Finalement, la majorite de la cote nous decoit. C'est ultra touristique, les grands hotels se succedent sur la plage, et la ou il n'y en a pas, c'est qu'ils sont en construction. Nous passons neanmoins deux jours a Varna car il y a une espece de camping sur un terrain prive, gere par un francophone et nous avons besoin de nous poser un peu. La ville n'a rien d'exceptionnel, mais est assez sympathique avec son grand jardin maritime au bord de la mer. Nous y trouvons aussi enfin un supermarche (denree rare en Bulgarie) ou nous faisons des grosses courses, vu que c'est un des pays les moins chers que nous croiserons.

Enfin, vendredi, nous passons la frontiere roumaine. Aucune difficulte ne se presente, verification normale de nos papiers, et on change de pays. Nous retrouvons enfin notre alphabet latin, et qui plus est, une langue romane, ce qui rend les choses un peu plus faciles. Par contre, un lev bulgare valait 0.5 € alors qu'un lei roumain vaut environ 0.28 €, ce qui rend les conversions moins aisees.

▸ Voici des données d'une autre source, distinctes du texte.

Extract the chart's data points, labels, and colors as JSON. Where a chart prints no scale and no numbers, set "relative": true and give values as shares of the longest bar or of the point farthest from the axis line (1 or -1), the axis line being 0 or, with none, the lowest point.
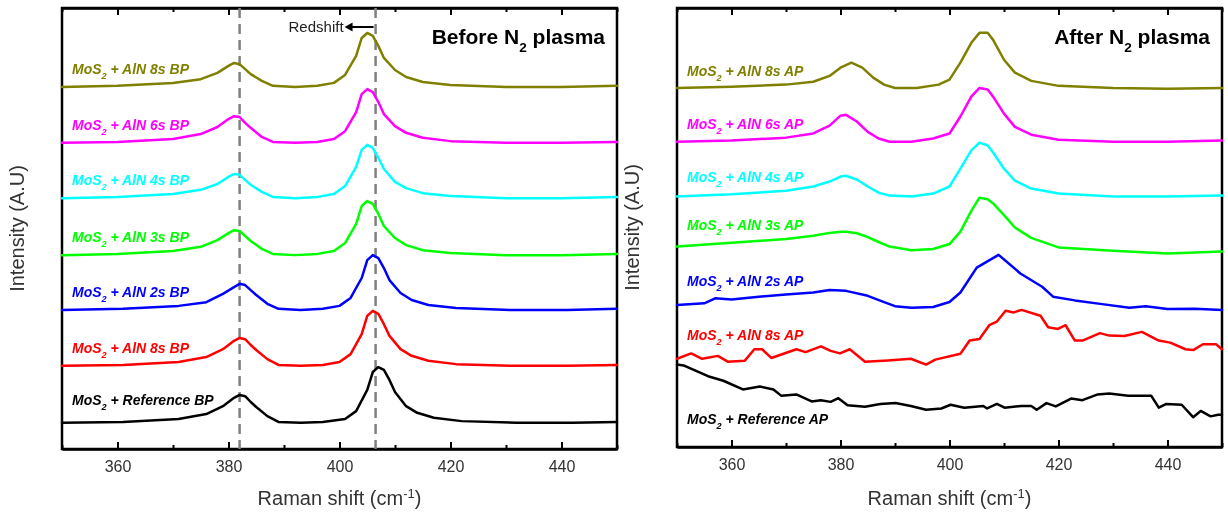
{
  "chart_data": [
    {
      "type": "line",
      "relative": true,
      "title": "Before N$_{2}$ plasma",
      "xlabel": "Raman shift (cm$^{-1}$)",
      "ylabel": "Intensity (A.U)",
      "xlim": [
        350,
        450
      ],
      "xticks": [
        {
          "value": 350,
          "label": null
        },
        360,
        {
          "value": 370,
          "label": null
        },
        380,
        {
          "value": 390,
          "label": null
        },
        400,
        {
          "value": 410,
          "label": null
        },
        420,
        {
          "value": 430,
          "label": null
        },
        440,
        {
          "value": 450,
          "label": null
        }
      ],
      "grid": false,
      "marker": "none",
      "line_style": "solid",
      "ref_lines": [
        {
          "axis": "x",
          "value": 382,
          "color": "#808080",
          "line_style": "dashed"
        },
        {
          "axis": "x",
          "value": 406.5,
          "color": "#808080",
          "line_style": "dashed"
        }
      ],
      "annotations": [
        "Redshift"
      ],
      "x": [
        350,
        360,
        370,
        375,
        378,
        380,
        381,
        382,
        383,
        384,
        386,
        388,
        392,
        396,
        399,
        401,
        403,
        404,
        405,
        406,
        407,
        408,
        410,
        412,
        415,
        420,
        430,
        440,
        450
      ],
      "series": [
        {
          "name": "MoS$_{2}$ + AlN 8s BP",
          "color": "#808000",
          "values": [
            0.87,
            0.873,
            0.88,
            0.889,
            0.904,
            0.921,
            0.928,
            0.925,
            0.913,
            0.901,
            0.885,
            0.873,
            0.87,
            0.873,
            0.88,
            0.899,
            0.945,
            0.988,
            1,
            0.993,
            0.969,
            0.94,
            0.911,
            0.894,
            0.882,
            0.875,
            0.87,
            0.87,
            0.873
          ]
        },
        {
          "name": "MoS$_{2}$ + AlN 6s BP",
          "color": "#ff00ff",
          "values": [
            0.736,
            0.738,
            0.745,
            0.757,
            0.774,
            0.793,
            0.8,
            0.798,
            0.784,
            0.772,
            0.75,
            0.738,
            0.736,
            0.738,
            0.745,
            0.764,
            0.81,
            0.853,
            0.865,
            0.858,
            0.834,
            0.805,
            0.776,
            0.76,
            0.748,
            0.74,
            0.736,
            0.736,
            0.738
          ]
        },
        {
          "name": "MoS$_{2}$ + AlN 4s BP",
          "color": "#00ffff",
          "values": [
            0.603,
            0.606,
            0.613,
            0.623,
            0.637,
            0.654,
            0.661,
            0.659,
            0.647,
            0.635,
            0.618,
            0.606,
            0.603,
            0.606,
            0.613,
            0.632,
            0.678,
            0.719,
            0.731,
            0.724,
            0.7,
            0.673,
            0.642,
            0.627,
            0.615,
            0.608,
            0.603,
            0.603,
            0.606
          ]
        },
        {
          "name": "MoS$_{2}$ + AlN 3s BP",
          "color": "#00ff00",
          "values": [
            0.466,
            0.469,
            0.476,
            0.486,
            0.502,
            0.519,
            0.526,
            0.524,
            0.512,
            0.5,
            0.481,
            0.469,
            0.466,
            0.469,
            0.476,
            0.495,
            0.541,
            0.584,
            0.596,
            0.589,
            0.565,
            0.536,
            0.507,
            0.49,
            0.478,
            0.471,
            0.466,
            0.466,
            0.469
          ]
        },
        {
          "name": "MoS$_{2}$ + AlN 2s BP",
          "color": "#0000ff",
          "x": [
            350,
            361,
            371,
            376,
            379,
            381,
            382,
            383,
            384,
            385,
            387,
            389,
            393,
            397,
            400,
            402,
            404,
            405,
            406,
            407,
            408,
            409,
            411,
            413,
            416,
            421,
            431,
            441,
            450
          ],
          "values": [
            0.334,
            0.337,
            0.344,
            0.353,
            0.373,
            0.389,
            0.397,
            0.394,
            0.382,
            0.37,
            0.349,
            0.337,
            0.334,
            0.337,
            0.344,
            0.363,
            0.411,
            0.454,
            0.466,
            0.459,
            0.435,
            0.406,
            0.375,
            0.358,
            0.346,
            0.339,
            0.334,
            0.334,
            0.337
          ]
        },
        {
          "name": "MoS$_{2}$ + AlN 8s BP",
          "color": "#ff0000",
          "x": [
            350,
            361,
            371,
            376,
            379,
            381,
            382,
            383,
            384,
            385,
            387,
            389,
            393,
            397,
            400,
            402,
            404,
            405,
            406,
            407,
            408,
            409,
            411,
            413,
            416,
            421,
            431,
            441,
            450
          ],
          "values": [
            0.2,
            0.202,
            0.209,
            0.221,
            0.24,
            0.26,
            0.267,
            0.264,
            0.25,
            0.238,
            0.216,
            0.202,
            0.2,
            0.202,
            0.209,
            0.228,
            0.276,
            0.32,
            0.332,
            0.325,
            0.3,
            0.272,
            0.24,
            0.224,
            0.212,
            0.204,
            0.2,
            0.2,
            0.202
          ]
        },
        {
          "name": "MoS$_{2}$ + Reference BP",
          "color": "#000000",
          "x": [
            350,
            361,
            371,
            376,
            379,
            381,
            382,
            383,
            384,
            385,
            387,
            389,
            393,
            397,
            401,
            403,
            405,
            406,
            407,
            408,
            409,
            410,
            412,
            414,
            417,
            422,
            432,
            442,
            450
          ],
          "values": [
            0.063,
            0.065,
            0.072,
            0.084,
            0.103,
            0.123,
            0.13,
            0.127,
            0.113,
            0.101,
            0.079,
            0.065,
            0.063,
            0.065,
            0.072,
            0.091,
            0.142,
            0.185,
            0.197,
            0.19,
            0.166,
            0.137,
            0.103,
            0.087,
            0.075,
            0.067,
            0.063,
            0.063,
            0.065
          ]
        }
      ]
    },
    {
      "type": "line",
      "relative": true,
      "title": "After N$_{2}$ plasma",
      "xlabel": "Raman shift (cm$^{-1}$)",
      "ylabel": "Intensity (A.U)",
      "xlim": [
        350,
        450
      ],
      "xticks": [
        {
          "value": 350,
          "label": null
        },
        360,
        {
          "value": 370,
          "label": null
        },
        380,
        {
          "value": 390,
          "label": null
        },
        400,
        {
          "value": 410,
          "label": null
        },
        420,
        {
          "value": 430,
          "label": null
        },
        440,
        {
          "value": 450,
          "label": null
        }
      ],
      "grid": false,
      "marker": "none",
      "line_style": "solid",
      "x": [
        350,
        360,
        370,
        375,
        378,
        380,
        381,
        383,
        385,
        387,
        389,
        393,
        397,
        400,
        402,
        404,
        405.5,
        407,
        408,
        410,
        412,
        415,
        420,
        430,
        440,
        450
      ],
      "series": [
        {
          "name": "MoS$_{2}$ + AlN 8s AP",
          "color": "#808000",
          "x": [
            350,
            360,
            370,
            375,
            378,
            380,
            382,
            384,
            386,
            388,
            390,
            394,
            398,
            400,
            402,
            404,
            405.5,
            407,
            408,
            410,
            412,
            415,
            420,
            430,
            440,
            450
          ],
          "values": [
            0.867,
            0.87,
            0.875,
            0.882,
            0.896,
            0.916,
            0.928,
            0.916,
            0.892,
            0.875,
            0.867,
            0.867,
            0.875,
            0.887,
            0.928,
            0.976,
            1,
            1,
            0.983,
            0.935,
            0.904,
            0.884,
            0.872,
            0.867,
            0.865,
            0.867
          ]
        },
        {
          "name": "MoS$_{2}$ + AlN 6s AP",
          "color": "#ff00ff",
          "values": [
            0.737,
            0.74,
            0.747,
            0.757,
            0.776,
            0.8,
            0.802,
            0.786,
            0.761,
            0.745,
            0.737,
            0.737,
            0.745,
            0.757,
            0.798,
            0.846,
            0.867,
            0.863,
            0.846,
            0.805,
            0.773,
            0.754,
            0.742,
            0.737,
            0.737,
            0.74
          ]
        },
        {
          "name": "MoS$_{2}$ + AlN 4s AP",
          "color": "#00ffff",
          "values": [
            0.605,
            0.61,
            0.619,
            0.629,
            0.641,
            0.653,
            0.655,
            0.646,
            0.629,
            0.614,
            0.607,
            0.605,
            0.612,
            0.629,
            0.672,
            0.716,
            0.735,
            0.728,
            0.711,
            0.672,
            0.643,
            0.624,
            0.612,
            0.605,
            0.605,
            0.607
          ]
        },
        {
          "name": "MoS$_{2}$ + AlN 3s AP",
          "color": "#00ff00",
          "values": [
            0.484,
            0.493,
            0.502,
            0.51,
            0.517,
            0.52,
            0.52,
            0.516,
            0.507,
            0.495,
            0.484,
            0.475,
            0.478,
            0.49,
            0.52,
            0.57,
            0.602,
            0.598,
            0.588,
            0.56,
            0.53,
            0.505,
            0.482,
            0.474,
            0.467,
            0.472
          ]
        },
        {
          "name": "MoS$_{2}$ + AlN 2s AP",
          "color": "#0000ff",
          "x": [
            350,
            355,
            357,
            360,
            365,
            370,
            375,
            378,
            381,
            385,
            388,
            390,
            393,
            397,
            400,
            402,
            405,
            409,
            413,
            417,
            419,
            423,
            428,
            433,
            436,
            440,
            445,
            450
          ],
          "values": [
            0.343,
            0.347,
            0.359,
            0.356,
            0.363,
            0.368,
            0.373,
            0.379,
            0.377,
            0.365,
            0.35,
            0.34,
            0.336,
            0.338,
            0.35,
            0.373,
            0.433,
            0.464,
            0.419,
            0.387,
            0.363,
            0.354,
            0.345,
            0.336,
            0.34,
            0.333,
            0.334,
            0.331
          ]
        },
        {
          "name": "MoS$_{2}$ + AlN 8s AP",
          "color": "#ff0000",
          "x": [
            350,
            352.6,
            354.6,
            357.5,
            359.3,
            362.4,
            364.2,
            365.6,
            367.3,
            371.9,
            373.6,
            376.4,
            378.2,
            379.9,
            381.7,
            384.5,
            388.7,
            392.9,
            395.7,
            397.4,
            402,
            403.7,
            405.5,
            407.3,
            408.7,
            410.3,
            411.8,
            413.2,
            416.7,
            418.1,
            419.9,
            421.3,
            423,
            424.4,
            427.6,
            429.3,
            432.1,
            435.3,
            438.4,
            440.5,
            443.3,
            444.7,
            446.5,
            448.9,
            450
          ],
          "values": [
            0.213,
            0.226,
            0.213,
            0.22,
            0.206,
            0.208,
            0.236,
            0.236,
            0.215,
            0.236,
            0.229,
            0.243,
            0.232,
            0.226,
            0.236,
            0.206,
            0.209,
            0.213,
            0.199,
            0.211,
            0.225,
            0.257,
            0.261,
            0.294,
            0.303,
            0.329,
            0.325,
            0.331,
            0.317,
            0.289,
            0.285,
            0.294,
            0.257,
            0.257,
            0.275,
            0.269,
            0.268,
            0.278,
            0.257,
            0.252,
            0.236,
            0.234,
            0.248,
            0.248,
            0.236
          ]
        },
        {
          "name": "MoS$_{2}$ + Reference AP",
          "color": "#000000",
          "x": [
            350,
            351.2,
            353.6,
            355.7,
            358.5,
            362.1,
            365.2,
            367.7,
            369.1,
            371.9,
            374.7,
            376.4,
            378.2,
            379.6,
            381.3,
            384.5,
            387.3,
            390.1,
            392.9,
            395.7,
            398.5,
            400.2,
            402.7,
            406.2,
            406.9,
            408.7,
            410.1,
            413.2,
            415,
            416,
            417.8,
            419.5,
            422.3,
            424.4,
            427.2,
            429.3,
            432.8,
            437,
            438.4,
            439.8,
            442.6,
            444.7,
            446.1,
            447.9,
            449.3,
            450
          ],
          "values": [
            0.199,
            0.197,
            0.183,
            0.171,
            0.16,
            0.139,
            0.146,
            0.139,
            0.124,
            0.127,
            0.11,
            0.113,
            0.109,
            0.118,
            0.101,
            0.097,
            0.104,
            0.106,
            0.099,
            0.09,
            0.093,
            0.102,
            0.095,
            0.099,
            0.093,
            0.104,
            0.095,
            0.099,
            0.099,
            0.09,
            0.106,
            0.098,
            0.117,
            0.113,
            0.127,
            0.129,
            0.124,
            0.124,
            0.095,
            0.104,
            0.102,
            0.072,
            0.087,
            0.074,
            0.078,
            0.078
          ]
        }
      ]
    }
  ]
}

Nous sommes toujours sur la cote, apres etre passes par les stations touristiques qui longent la mer noire, nous sommes aujourd'hui dans la seule ville cotiere, ou nous ne restons que le temps de visiter le vieux centre et de vous donner des nouvelles. Nous sommes impatients de nous retrouver a l'interieur des terres, dans des petits villages plus rustiques, plus authentiques et plus humains et surtout de visiter Bucarest qui promet de jolis decouvertes.


Comme d'habitude, de nouvelles photos dans le diaporama ou un nouvel album a ete cree, donc pour voir la fin du periple bulgare, vous devez changer d'album dans picasaweb.

On pense bien fort a vous, surtout qu'au moment ou j'ecris ce message le temps est gris et legerement pluvieux. N'hesitez pas a nous donner des nouvelles par mail ou en laissant des commentaires.